Well, would you be able to do it? Of course, you would. It’s the old gun to the head method. With a gun to your head could you do it? Yes, I could. Well, then there’s nothing stopping you in the first place, because if you can figure out a way to do it if there was something in extreme peril if you absolutely had to, then you can figure out a way to do it anyway. So stop trying to only put in the effort when the entire fate of the human race is on the line or something crazy like that, and just get it done. People underestimate the amount of effort it takes to achieve great things. “Oh, well, I’m just not good at that. I’m an introvert. I’m…” Excuse, excuse, excuse, excuse, excuse, excuse. There are no excuses. You can make it happen. You’re just not willing to do it. Period. If anybody has ever made it happen, you can make it happen. There is no excuse.
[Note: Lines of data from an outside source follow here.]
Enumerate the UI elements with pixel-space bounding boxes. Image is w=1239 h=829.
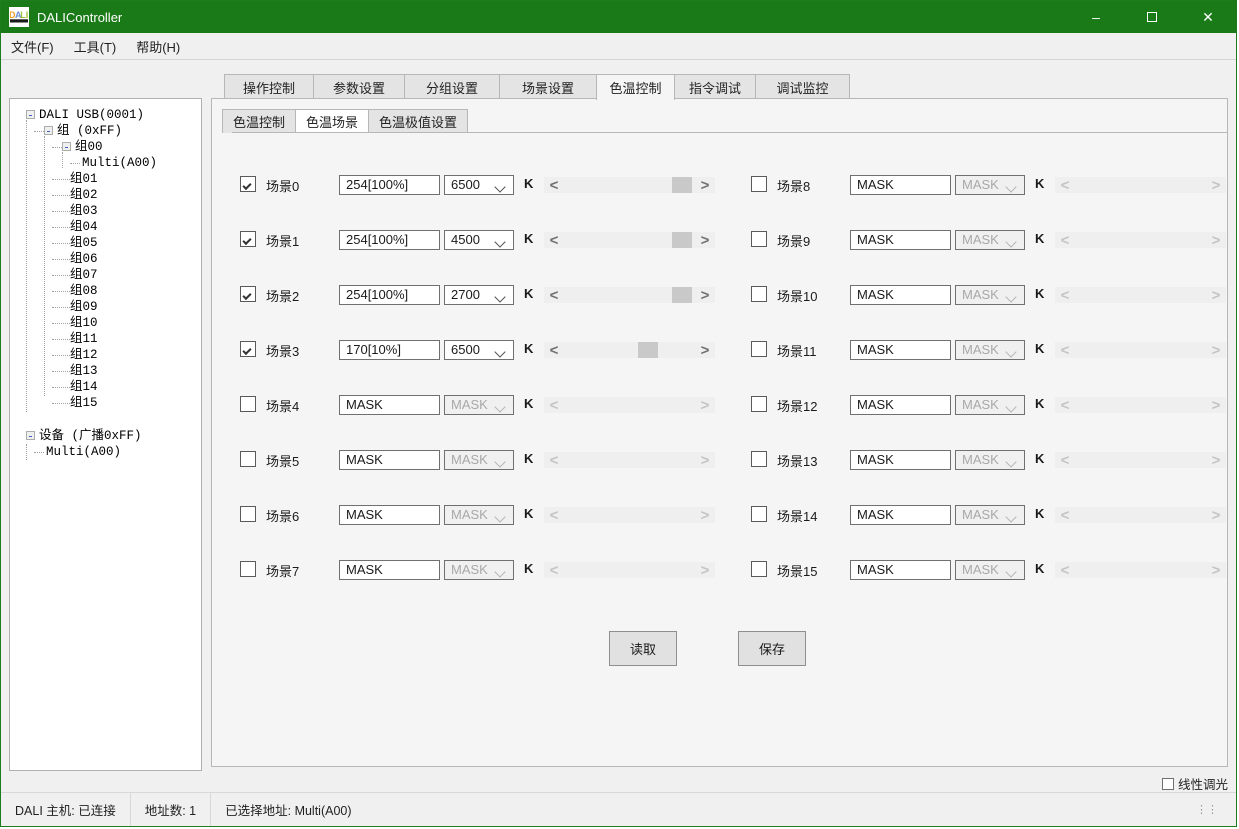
svg-text:LI: LI xyxy=(20,10,28,20)
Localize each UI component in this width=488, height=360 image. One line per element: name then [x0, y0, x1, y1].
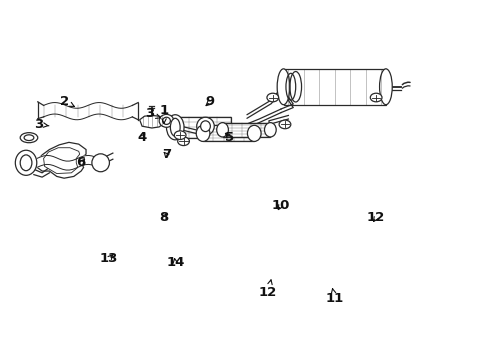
Text: 14: 14	[166, 256, 184, 269]
Text: 10: 10	[271, 199, 290, 212]
Ellipse shape	[174, 131, 185, 139]
Ellipse shape	[200, 121, 210, 132]
Ellipse shape	[159, 114, 173, 127]
Ellipse shape	[170, 118, 180, 136]
Ellipse shape	[247, 125, 261, 141]
Text: 9: 9	[205, 95, 215, 108]
Text: 1: 1	[159, 104, 168, 123]
Polygon shape	[181, 126, 203, 135]
Ellipse shape	[92, 154, 109, 172]
Polygon shape	[283, 69, 385, 105]
Text: 12: 12	[258, 280, 277, 300]
Text: 12: 12	[366, 211, 385, 224]
Ellipse shape	[20, 155, 32, 171]
Ellipse shape	[196, 117, 214, 135]
Polygon shape	[222, 109, 281, 134]
Polygon shape	[37, 142, 86, 178]
Text: 4: 4	[137, 131, 146, 144]
Polygon shape	[43, 148, 80, 174]
Ellipse shape	[369, 93, 381, 102]
Polygon shape	[222, 123, 270, 137]
Text: 5: 5	[225, 131, 234, 144]
Ellipse shape	[196, 125, 209, 141]
Polygon shape	[140, 116, 163, 128]
Ellipse shape	[177, 137, 189, 145]
Ellipse shape	[264, 123, 276, 137]
Ellipse shape	[15, 150, 37, 175]
Text: 8: 8	[159, 211, 168, 224]
Polygon shape	[268, 116, 288, 132]
Ellipse shape	[379, 69, 391, 105]
Polygon shape	[175, 117, 231, 138]
Ellipse shape	[279, 120, 290, 129]
Polygon shape	[203, 125, 254, 141]
Ellipse shape	[216, 123, 228, 137]
Text: 13: 13	[100, 252, 118, 265]
Ellipse shape	[166, 115, 183, 140]
Text: 7: 7	[162, 148, 171, 161]
Ellipse shape	[20, 133, 38, 143]
Text: 2: 2	[60, 95, 74, 108]
Ellipse shape	[277, 69, 289, 105]
Polygon shape	[37, 156, 98, 170]
Text: 3: 3	[34, 118, 49, 131]
Text: 6: 6	[76, 156, 85, 169]
Polygon shape	[246, 85, 283, 118]
Text: 3: 3	[144, 107, 160, 120]
Polygon shape	[281, 90, 293, 113]
Polygon shape	[43, 103, 132, 120]
Ellipse shape	[266, 93, 278, 102]
Text: 11: 11	[325, 289, 343, 305]
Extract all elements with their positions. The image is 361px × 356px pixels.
So that’s how I’ve lived my life and that’s how I’ve decided to pursue anything I want. They told me I couldn’t write a book in 30 days and have it on seats at the FHL conference when I was asked to speak at FHL by Russell Bronson. I said, “Well, wouldn’t it be great if I could put my book on seats in the next 30 days?” They said, “Well, Dan, have you written your book yet?” No. “Well, that’s impossible. You got to write the book, edit it, have it ready to go print and on seats in 30 days, it’s impossible nobody’s ever done it.” Well, guess what? 30 days later it was done. It was finely tuned and edited. It was on seats. We made about $2 million in revenue, just from giving away five, or 6,000 books for free. It also became a Wall Street Journal bestseller. So don’t tell me it’s impossible. Alexander The Great almost took over the world at 17. Yet we sit here and say, “Oh, he’s just a kid.” No. Don’t give me that. “He’s just a kid. You can’t expect that much, they’re just kids.” Well then how come thousands of years, hundreds of years ago when all those kids had was a stick and a rock, they almost took over the world. You know why? Because back then there was nobody there to tell them that they couldn’t.
So think about that. The next time you have a goal and you think that you have no options, that your backs are against the wall, that you’re roadblocked, that the world’s working against you, whatever head trash is up in that old noggin of yours… remember that, and just get it done. I’ll see you in the next episode.